I thought it might just be the plane, but I tried the stock
C182 and it was the same where IRL "way haul away" is the
yoke MO in a C182. I tape my wrists when I'm flying one at
forward CG.

Are there any settings I'm missing which could "tweak" this?
Any advice about setting the yoke controls to minimize this?


Go into the setings and reduce the elevator sensitivity.

2)
We are missing many local airports from our database (St. Louis
area). The big Class D and B airports are there, but the smaller
GA airports aren't. Is there a freeware or shareware source for
smaller airports for FS '98


You might look at one of the sites like www.avsim.com for freeware
scenery for FS98, or just Google FS98 Scenery GA.


3)
I would like to look at my ground track and flight profile to
see how it compares to the track of the instrument approach.
I found the "flight analysis" "course tracking", which is a
start. But is there a way to scan back along the course? Or
to compare it to a specified ground track? Is there a freeware
or shareware product which will do this? (ie allow one to specify
a flight path or procedure to be flown, then compare what was flown)?
Or at least to display ground-based navaids and features (like runway)
at a map height which will allow a decent amount of the track to be
displayed?

I heard mention of a product called "Nav" by Tim Wright, will this
do it? If so what version do we want for FS '98 and where do we
obtain it?


I used Nav (by Ted Wright) to display the navaids in FS98, and design
flightplans. A great piece of freeware.
The FS98 handbook gives you no idea how many navaids are really there.


4) Slewing. Often where I want to be is a couple miles from a
ground-based navaid which I can specify easily as a lat-long.
But when I type "y" for slewing, the plane just spins around and
around. Doesn't seem to respond to keyboard controls specified
for slewing in different directions. Anyone else have this problem
and what's the cure?


I've seen this happen. Most likely your joystick/yoke controls are
mapped as inputs to slew mode.
Go into your FS98 settings and make sure there are no joystick/yoke
settings for slew mode.

Tom



Basically one thing all these questions might amount to is, should
we upgrade? We skipped FS 2000 because we heard it was such a
system hog. We have a pretty fast, large-memory system now, we
just haven't bothered to upgrade.

Should we invest in a newer sim and if so, which one? I'd
like:
1) realistic flight modeling of a small GA plane, preferably
a 4-place Grumman
2) a reasonably realistic and easy to set instrument panel
(ie I want to be able to set radios while I'm flying, it's
part of what I need to practice, not switch to a different
view which blocks the instruments)
3) decent wind modeling
4) a good database of airports and navaids
5) the ability to analyse my ground track and flight profile
after the flight.

I could care less about "eye candy" scenery or flying fancy planes
right now. But, I don't want to pay hundreds of bucks for an IFR
sim which doesn't model a plane of similar performance and settings
to mine and no chance of a shareware or freeware model, either.
And I gotta admit, the spouse is more into "eye candy" and fancy
planes when he has time to sit down at the sim.
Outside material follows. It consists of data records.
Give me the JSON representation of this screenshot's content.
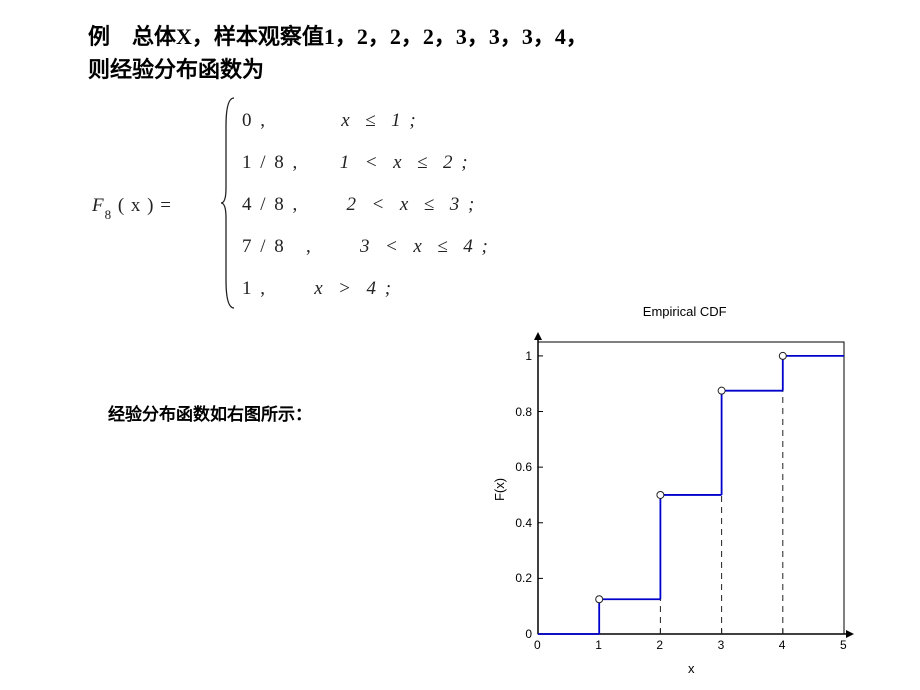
{
  "title_line1": "例　总体X，样本观察值1，2，2，2，3，3，3，4，",
  "title_line2": "则经验分布函数为",
  "equation": {
    "lhs": "F",
    "lhs_sub": "8",
    "lhs_rest": " ( x )  =",
    "pieces": [
      {
        "val": "0 ,",
        "cond_prefix": "           ",
        "cond": "x  ≤  1 ;"
      },
      {
        "val": "1 / 8 ,",
        "cond_prefix": "      ",
        "cond": "1  <  x  ≤  2 ;"
      },
      {
        "val": "4 / 8 ,",
        "cond_prefix": "       ",
        "cond": "2  <  x  ≤  3 ;"
      },
      {
        "val": "7 / 8   ,",
        "cond_prefix": "       ",
        "cond": "3  <  x  ≤  4 ;"
      },
      {
        "val": "1 ,",
        "cond_prefix": "       ",
        "cond": "x  >  4 ;"
      }
    ]
  },
  "caption": "经验分布函数如右图所示：",
  "chart_data": {
    "type": "step",
    "title": "Empirical CDF",
    "xlabel": "x",
    "ylabel": "F(x)",
    "xlim": [
      0,
      5
    ],
    "ylim": [
      0,
      1.05
    ],
    "xticks": [
      0,
      1,
      2,
      3,
      4,
      5
    ],
    "yticks": [
      0,
      0.2,
      0.4,
      0.6,
      0.8,
      1
    ],
    "steps": [
      {
        "x_start": 0,
        "x_end": 1,
        "y": 0
      },
      {
        "x_start": 1,
        "x_end": 2,
        "y": 0.125
      },
      {
        "x_start": 2,
        "x_end": 3,
        "y": 0.5
      },
      {
        "x_start": 3,
        "x_end": 4,
        "y": 0.875
      },
      {
        "x_start": 4,
        "x_end": 5,
        "y": 1.0
      }
    ],
    "open_circles": [
      {
        "x": 1,
        "y": 0.125
      },
      {
        "x": 2,
        "y": 0.5
      },
      {
        "x": 3,
        "y": 0.875
      },
      {
        "x": 4,
        "y": 1.0
      }
    ],
    "dashed_verticals": [
      {
        "x": 2,
        "y_from": 0,
        "y_to": 0.5
      },
      {
        "x": 3,
        "y_from": 0,
        "y_to": 0.875
      },
      {
        "x": 4,
        "y_from": 0,
        "y_to": 1.0
      }
    ]
  }
}
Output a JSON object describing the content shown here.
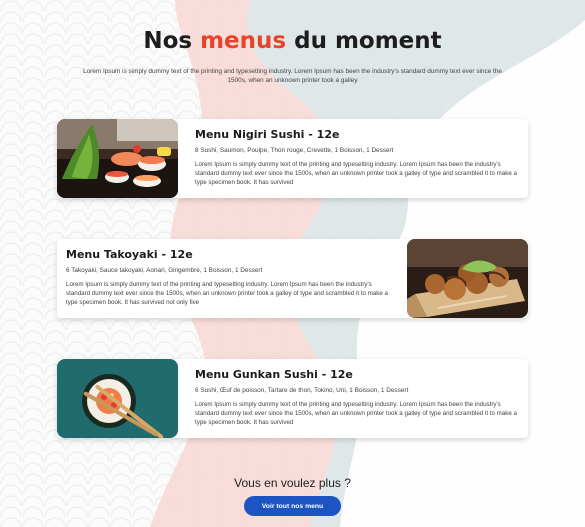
{
  "header": {
    "title_before": "Nos ",
    "title_accent": "menus",
    "title_after": " du moment",
    "subtitle": "Lorem Ipsum is simply dummy text of the printing and typesetting industry. Lorem Ipsum has been the industry's standard dummy text ever since the 1500s, when an unknown printer took a galley"
  },
  "menus": [
    {
      "title": "Menu Nigiri Sushi - 12e",
      "items": "8 Sushi, Saumon, Poulpe, Thon rouge, Crevette, 1 Boisson, 1 Dessert",
      "description": "Lorem Ipsum is simply dummy text of the printing and typesetting industry. Lorem Ipsum has been the industry's standard dummy text ever since the 1500s, when an unknown printer took a galley of type and scrambled it to make a type specimen book. It has survived"
    },
    {
      "title": "Menu Takoyaki - 12e",
      "items": "6 Takoyaki, Sauce takoyaki, Aonari, Gingembre, 1 Boisson, 1 Dessert",
      "description": "Lorem Ipsum is simply dummy text of the printing and typesetting industry. Lorem Ipsum has been the industry's standard dummy text ever since the 1500s, when an unknown printer took a galley of type and scrambled it to make a type specimen book. It has survived not only five"
    },
    {
      "title": "Menu Gunkan Sushi - 12e",
      "items": "6 Sushi, Œuf de poisson, Tartare de thon, Tokino, Uni, 1 Boisson, 1 Dessert",
      "description": "Lorem Ipsum is simply dummy text of the printing and typesetting industry. Lorem Ipsum has been the industry's standard dummy text ever since the 1500s, when an unknown printer took a galley of type and scrambled it to make a type specimen book. It has survived"
    }
  ],
  "footer": {
    "more_title": "Vous en voulez plus ?",
    "cta_label": "Voir tout nos menu"
  },
  "colors": {
    "accent": "#e8442b",
    "button": "#1c55c3"
  }
}
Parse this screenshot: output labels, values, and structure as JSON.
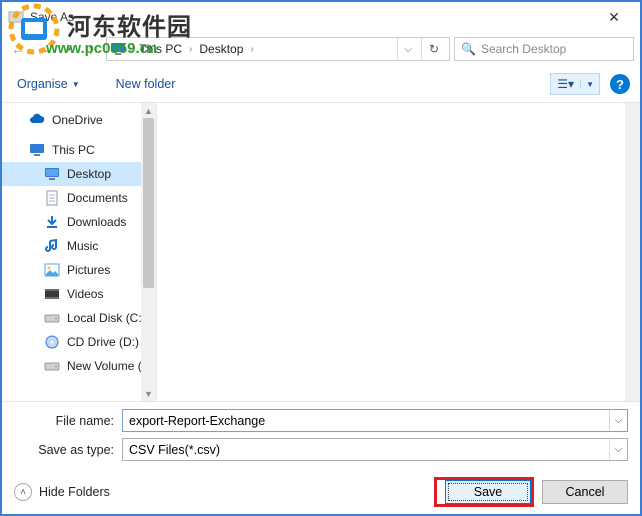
{
  "window": {
    "title": "Save As"
  },
  "watermark": {
    "text1": "河东软件园",
    "text2": "www.pc0359.cn"
  },
  "nav": {
    "path": [
      "This PC",
      "Desktop"
    ],
    "search_placeholder": "Search Desktop"
  },
  "toolbar": {
    "organise": "Organise",
    "newfolder": "New folder"
  },
  "tree": {
    "items": [
      {
        "label": "OneDrive",
        "icon": "cloud",
        "child": false
      },
      {
        "label": "This PC",
        "icon": "pc",
        "child": false
      },
      {
        "label": "Desktop",
        "icon": "desktop",
        "child": true,
        "selected": true
      },
      {
        "label": "Documents",
        "icon": "doc",
        "child": true
      },
      {
        "label": "Downloads",
        "icon": "download",
        "child": true
      },
      {
        "label": "Music",
        "icon": "music",
        "child": true
      },
      {
        "label": "Pictures",
        "icon": "picture",
        "child": true
      },
      {
        "label": "Videos",
        "icon": "video",
        "child": true
      },
      {
        "label": "Local Disk (C:)",
        "icon": "disk",
        "child": true
      },
      {
        "label": "CD Drive (D:) Xer",
        "icon": "cd",
        "child": true
      },
      {
        "label": "New Volume (E:)",
        "icon": "disk",
        "child": true
      }
    ]
  },
  "form": {
    "filename_label": "File name:",
    "filename_value": "export-Report-Exchange",
    "filetype_label": "Save as type:",
    "filetype_value": "CSV Files(*.csv)"
  },
  "buttons": {
    "hide": "Hide Folders",
    "save": "Save",
    "cancel": "Cancel"
  }
}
The eye candy is a major factor with FS2002. Make sure your machine is
up to it- at least 256kbytes, 800 MHz, and a 3d graphics card. Otherwise
stick with FS98.

Tom


We could upgrade to MSFS 2002 or 2004 but I'd hate to do it if it
would mean more airports and better scenery, but the same flight
model inaccuracies. The VSI (pitch excursion) aspect of the flight
modeling in particular is driving me fairly wild.